Ah! si nous n'étions attachés à rien, si nous ne
mettions point notre bonheur dans les choses de la terre, comme le regret de
l'absence de Dieu se ferait sentir à nos âmes, et comme la crainte de la mort
serait tempérée par le désir de jouir de la vie véritable! Je m'arrête de temps
en temps à cette considération: si, malgré mon peu d'amour, malgré mon
incertitude du bonheur à venir que n'ont pas mérité mes œuvres, il me suffit de
cette lumière que le Seigneur m'a donnée, pour éprouver souvent un si mortel
ennui de me voir dans ce lieu de bannissement, que devaient donc éprouver les
saints! Que devaient sentir un saint Paul, une sainte Madeleine, et tant
d'autres, en qui ce feu de l'amour divin jetait de si vives flammes! Leur vie
devait être un martyre continuel. Une chose, ce me semble, calme un peu ma
peine, et me donne quelque repos, c'est de traiter avec des personnes en qui je
trouve les mêmes désirs: j'entends des désirs confirmés par des œuvres. Il y a,
en effet, des personnes qui croient posséder ce détachement et le publient, et
de fait, vu leur état et les nombreuses années consacrées au travail de la
perfection, il devrait en être ainsi; et cependant elles se font illusion. Mais
l'âme qui l'a obtenu connaît de bien loin celles qui ne l'ont qu'en paroles, et
celles qui l'ont en réalité. Elle voit le faible avancement des unes, et les
admirables progrès des autres; on le discerne très facilement, dès qu'on a de
l'expérience.
J'ai fait connaître les effets des ravissements qui
viennent de l'esprit de Dieu. Ces effets sont tantôt plus grands et tantôt
moindres. Dans les commencements, par exemple, ils sont moins sensibles, parce
qu'ils ne sont pas encore confirmés par les œuvres. La perfection a ses progrès,
et avant que l'âme ait fait disparaître les dernières traces des toiles
d'araignées dont je parlais plus haut, il faut un certain temps. Mais à mesure
qu'elle grandit en amour et en humilité, les fleurs de ses vertus répandent pour
elle et pour les autres des parfums plus pénétrants. Il est vrai néanmoins que
par un seul de ces ravissements, Dieu peut opérer dans l'âme de telle sorte,
qu'il lui reste peu de travail pour acquérir la perfection. Nul ne saurait
concevoir, s'il ne l'a éprouvé, de quels dons Dieu enrichit alors une âme.
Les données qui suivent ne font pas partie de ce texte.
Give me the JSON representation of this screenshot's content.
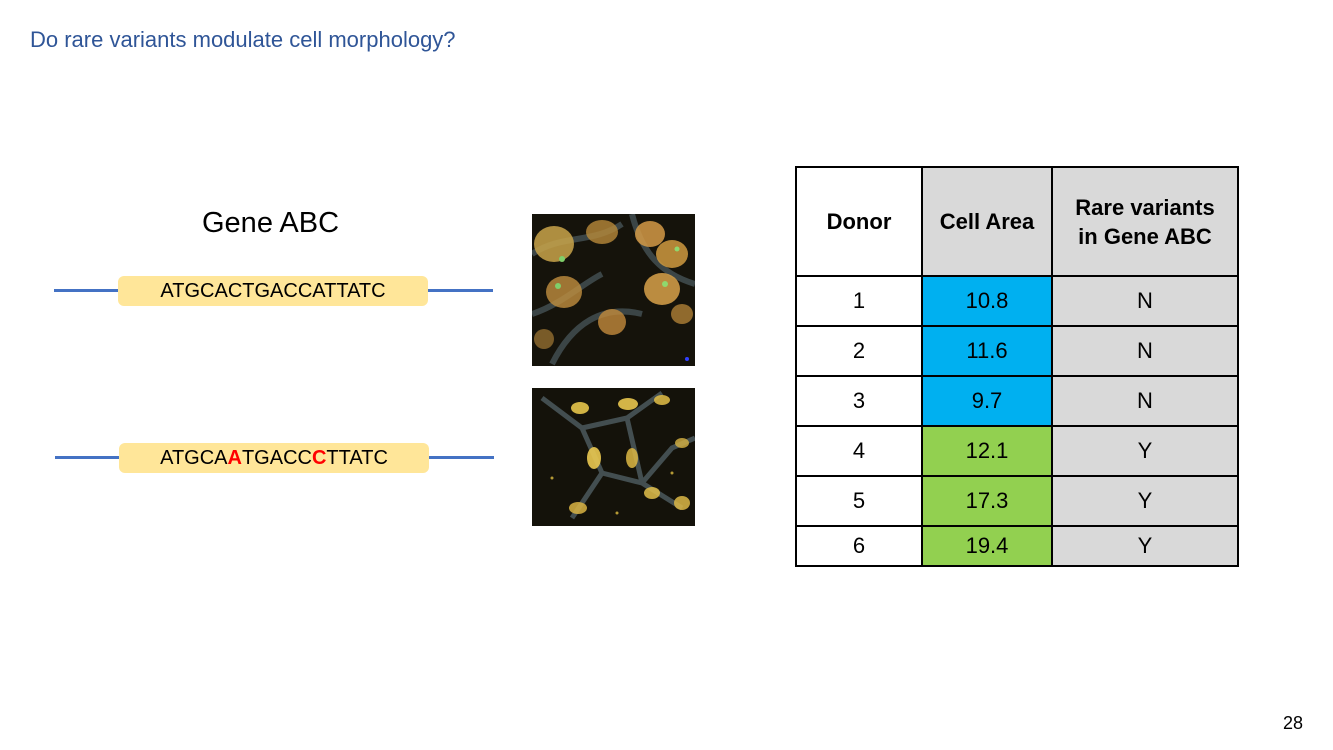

Jamais, ce me semble, tous nos efforts ne sauraient nous faire parvenir
jusque-là. Sans doute, avec l'aide du Seigneur, et en suivant la route tracée
par ceux qui ont écrit de l'oraison, en appliquant les principes et les moyens
indiqués, on pourra arriver à la perfection et à un notable détachement; mais ce
ne sera qu'en plusieurs années, et avec beaucoup de travail. Au lieu qu'ici,
c'est le Seigneur qui agit en peu de temps et sans aucun effort de notre part.
Il détache sans retour l'âme de cette terre, et il lui en donne l'empire,
fût-elle aussi indigente de mérites que je l'étais: je ne puis rien dire de plus
fort, car je n'en avais véritablement presque aucun. Si l'on demande pourquoi il
agit ainsi, je dirai: parce qu'il le veut, et qu'il agit comme il lui plaît.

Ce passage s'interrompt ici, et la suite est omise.